Monday, February 2, 2009

A Last Frontier

Chance of some snow here tonight, but no accumulation is likely.  Being mid-February, that was probably our last chance.  If it doesn't snow in January it's unlikely the next ice age will be dropping in March, so maybe next year, huh?  It did get me to thinking about the Army and being stationed in Fairbanks, Alaska though.
 
For those that don't know, Fairbanks is a small town right in the middle of Alaska. If you've a mental image of snow-capped mountains surrounding cabins, warm yellow glowing windows, with small trickles of smoke walking towards the sky, on a frozen lake with giant christmas tree in the middle, you are sadly fucking mistaken.  If you're looking for picturesque, you might try Anchorage, Denali, Juno, etc. Tall, mountains and evergreens, caribou and moose, and ponds surrounding the airport filled with small planes that have pontoons rather than wheels.

Fairbanks looks a lot like High Point, the place I was born, with a population of about 35,000. Yes, on clear days you can see the alaskan range in the distance, but there is no looming crags, or mouth-agape vistas like you find in Denali.  Instead you find Mcdonalds, Burger King, a small mall, a 14 screen theater, too many bars, car lots, Blockbuster and just about ever other normal small town staple that you probably drive by everday.

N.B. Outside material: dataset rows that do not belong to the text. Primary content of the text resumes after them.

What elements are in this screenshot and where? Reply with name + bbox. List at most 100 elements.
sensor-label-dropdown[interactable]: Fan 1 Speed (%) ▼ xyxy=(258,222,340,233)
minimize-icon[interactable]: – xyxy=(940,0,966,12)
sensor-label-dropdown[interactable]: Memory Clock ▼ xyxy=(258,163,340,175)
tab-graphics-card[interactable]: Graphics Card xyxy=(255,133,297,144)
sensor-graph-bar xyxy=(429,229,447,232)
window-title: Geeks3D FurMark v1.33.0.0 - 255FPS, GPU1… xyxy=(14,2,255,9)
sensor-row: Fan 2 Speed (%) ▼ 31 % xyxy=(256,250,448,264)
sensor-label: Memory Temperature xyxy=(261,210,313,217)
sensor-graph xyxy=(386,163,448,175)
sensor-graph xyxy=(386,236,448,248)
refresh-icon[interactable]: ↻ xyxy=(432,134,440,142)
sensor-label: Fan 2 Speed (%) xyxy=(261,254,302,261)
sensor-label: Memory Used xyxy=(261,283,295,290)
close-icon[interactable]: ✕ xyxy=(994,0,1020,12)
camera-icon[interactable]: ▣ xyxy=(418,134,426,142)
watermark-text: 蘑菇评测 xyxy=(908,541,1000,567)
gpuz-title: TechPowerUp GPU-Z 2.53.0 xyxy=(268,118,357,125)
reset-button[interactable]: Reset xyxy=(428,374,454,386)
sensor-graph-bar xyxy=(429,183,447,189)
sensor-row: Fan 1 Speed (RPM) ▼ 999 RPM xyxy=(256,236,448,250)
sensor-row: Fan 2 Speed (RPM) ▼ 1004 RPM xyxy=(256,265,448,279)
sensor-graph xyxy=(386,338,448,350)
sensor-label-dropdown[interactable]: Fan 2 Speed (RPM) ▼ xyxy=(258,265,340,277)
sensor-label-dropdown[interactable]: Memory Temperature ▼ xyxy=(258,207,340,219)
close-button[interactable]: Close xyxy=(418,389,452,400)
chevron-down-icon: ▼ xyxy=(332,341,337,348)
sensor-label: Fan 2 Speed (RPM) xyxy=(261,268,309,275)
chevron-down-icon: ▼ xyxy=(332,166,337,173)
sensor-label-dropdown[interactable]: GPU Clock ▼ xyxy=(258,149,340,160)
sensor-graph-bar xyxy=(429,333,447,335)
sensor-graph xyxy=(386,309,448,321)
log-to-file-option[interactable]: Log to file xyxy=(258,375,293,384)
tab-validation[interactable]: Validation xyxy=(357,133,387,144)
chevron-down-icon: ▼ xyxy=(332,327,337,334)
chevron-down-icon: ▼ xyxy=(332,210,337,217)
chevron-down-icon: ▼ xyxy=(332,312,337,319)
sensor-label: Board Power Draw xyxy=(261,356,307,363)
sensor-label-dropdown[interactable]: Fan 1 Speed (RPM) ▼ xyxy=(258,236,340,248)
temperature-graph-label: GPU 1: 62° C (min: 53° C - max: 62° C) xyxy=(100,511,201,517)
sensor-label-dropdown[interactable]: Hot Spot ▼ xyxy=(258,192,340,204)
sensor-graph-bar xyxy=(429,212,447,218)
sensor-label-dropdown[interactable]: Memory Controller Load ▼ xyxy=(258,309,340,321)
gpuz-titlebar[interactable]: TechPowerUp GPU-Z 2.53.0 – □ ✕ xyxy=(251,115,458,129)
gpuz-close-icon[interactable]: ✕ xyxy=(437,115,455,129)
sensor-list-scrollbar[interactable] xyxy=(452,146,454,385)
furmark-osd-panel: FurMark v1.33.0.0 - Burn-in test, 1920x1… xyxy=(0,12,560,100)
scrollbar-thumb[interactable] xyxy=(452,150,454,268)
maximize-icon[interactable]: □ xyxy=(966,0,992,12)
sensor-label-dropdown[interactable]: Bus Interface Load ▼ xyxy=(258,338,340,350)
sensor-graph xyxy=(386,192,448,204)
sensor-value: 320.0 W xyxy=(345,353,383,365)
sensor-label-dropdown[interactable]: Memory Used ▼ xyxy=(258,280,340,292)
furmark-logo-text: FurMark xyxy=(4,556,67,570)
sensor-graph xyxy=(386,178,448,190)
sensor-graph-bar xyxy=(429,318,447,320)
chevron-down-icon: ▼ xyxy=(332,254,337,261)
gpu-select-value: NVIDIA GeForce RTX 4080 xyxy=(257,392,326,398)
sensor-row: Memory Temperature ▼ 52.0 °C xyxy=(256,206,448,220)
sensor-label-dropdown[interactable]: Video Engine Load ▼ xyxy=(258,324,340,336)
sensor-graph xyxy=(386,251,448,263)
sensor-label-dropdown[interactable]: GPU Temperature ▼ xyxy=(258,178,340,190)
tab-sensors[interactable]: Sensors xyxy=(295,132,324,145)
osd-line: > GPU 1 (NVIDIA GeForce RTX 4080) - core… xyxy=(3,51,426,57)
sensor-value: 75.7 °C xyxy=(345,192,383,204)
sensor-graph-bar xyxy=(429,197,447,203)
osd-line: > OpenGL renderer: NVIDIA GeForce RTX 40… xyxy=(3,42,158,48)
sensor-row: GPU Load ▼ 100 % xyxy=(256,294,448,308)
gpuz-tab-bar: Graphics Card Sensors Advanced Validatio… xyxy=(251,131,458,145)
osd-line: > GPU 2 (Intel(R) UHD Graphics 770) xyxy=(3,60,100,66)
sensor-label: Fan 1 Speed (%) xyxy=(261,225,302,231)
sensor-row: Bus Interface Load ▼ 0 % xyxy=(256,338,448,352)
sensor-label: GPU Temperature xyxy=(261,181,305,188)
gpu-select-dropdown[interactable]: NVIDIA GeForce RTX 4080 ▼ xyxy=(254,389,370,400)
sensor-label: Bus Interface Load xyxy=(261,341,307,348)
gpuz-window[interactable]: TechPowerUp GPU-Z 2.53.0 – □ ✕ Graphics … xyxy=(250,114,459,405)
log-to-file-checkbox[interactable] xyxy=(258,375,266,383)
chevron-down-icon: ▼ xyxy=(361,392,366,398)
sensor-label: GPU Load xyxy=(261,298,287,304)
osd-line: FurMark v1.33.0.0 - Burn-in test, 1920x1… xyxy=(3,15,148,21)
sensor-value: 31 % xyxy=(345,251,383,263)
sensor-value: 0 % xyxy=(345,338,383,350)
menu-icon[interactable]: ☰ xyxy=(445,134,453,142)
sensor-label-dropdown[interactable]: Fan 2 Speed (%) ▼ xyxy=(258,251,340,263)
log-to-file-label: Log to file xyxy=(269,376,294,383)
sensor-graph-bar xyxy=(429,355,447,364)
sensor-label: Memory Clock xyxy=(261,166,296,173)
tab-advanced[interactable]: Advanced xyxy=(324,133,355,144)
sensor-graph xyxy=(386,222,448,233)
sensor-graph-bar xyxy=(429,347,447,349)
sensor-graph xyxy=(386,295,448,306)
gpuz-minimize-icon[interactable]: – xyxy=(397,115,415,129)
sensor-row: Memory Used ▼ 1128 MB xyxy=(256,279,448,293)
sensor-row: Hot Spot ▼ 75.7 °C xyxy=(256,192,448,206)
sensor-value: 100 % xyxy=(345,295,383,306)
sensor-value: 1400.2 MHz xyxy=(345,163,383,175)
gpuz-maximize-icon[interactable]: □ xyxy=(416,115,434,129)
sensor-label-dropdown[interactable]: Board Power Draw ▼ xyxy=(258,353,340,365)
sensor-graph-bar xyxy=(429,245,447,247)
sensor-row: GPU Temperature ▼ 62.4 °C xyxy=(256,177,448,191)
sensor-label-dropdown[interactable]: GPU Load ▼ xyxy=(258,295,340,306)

What makes my mind return to it isn't the glaring differences, but the small peeks behind the curtain that during the course of a normal, ho-hum kind of day, alerted me to the fact, "yes, Todd, you are in Alaska".  I would Frequently see 7 foot tall moose walking across the lawn of the local Burger King.  Though it was too bright in town, many times on training exercises with my unit, out in the wilderness, we could see the Aurora, and I swear to God it looked 10 feet away and so vibrant I could actually 'hear' the lights as they folded and blended like nothing that I've ever seen.  In the winter, in the parking lot of my barracks, it would be about 20 below zero and the ice crystals would actually stop in midair as the street lights shone down and through them it looked like giant pillars of light reaching 100 feet in the air. Rabbits were the size of bulldogs.  Metal posts in every parking space offered outlets in which to plug in an extension cord from the front of your car in order to keep the oil pan and battery from freezing.  100,000's of thousands of dollars would be bet each year on when a  small tripod would fall though the ice as the temperatures warmed.  Darkness for months, or twilight rather, as the sun would tease and come just to the horizon threatening to peak over, then slowly rotate through-out the day, taking a lazy lap around the world before settling back into complete darkness again.  People playing golf at 2:00 in the morning because the same fickle sun would not go down in June.
 
Of course what I miss the most is the snow, like clockwork every year. It used to snow here in NC every winter (by snow I mean a legitimate covering of the earth, not this pissant flurrying and small shower stuff we have now) but those days seem to be gone.  Val said maybe we should move to Canada when Kira is older, since we both miss the snow (actual proof of winter) and the fact they are the only country whose economy is thriving right now(along with a surplus budget and universal healthcare, imagine that). I don't know if that will ever happen, but i do think now and then of taking my family up to Alaska during the winter sometime, to see the small things I was talking about. Let them go to the only state that makes fun of Texas for being small. Eat giant pancakes and see the borealis.  Watch a bear on the side of the road and some emerald lakes and sapphire glaciers, so old the oxygen trapped inside them has turned them blue.  Maybe we'll take a sled.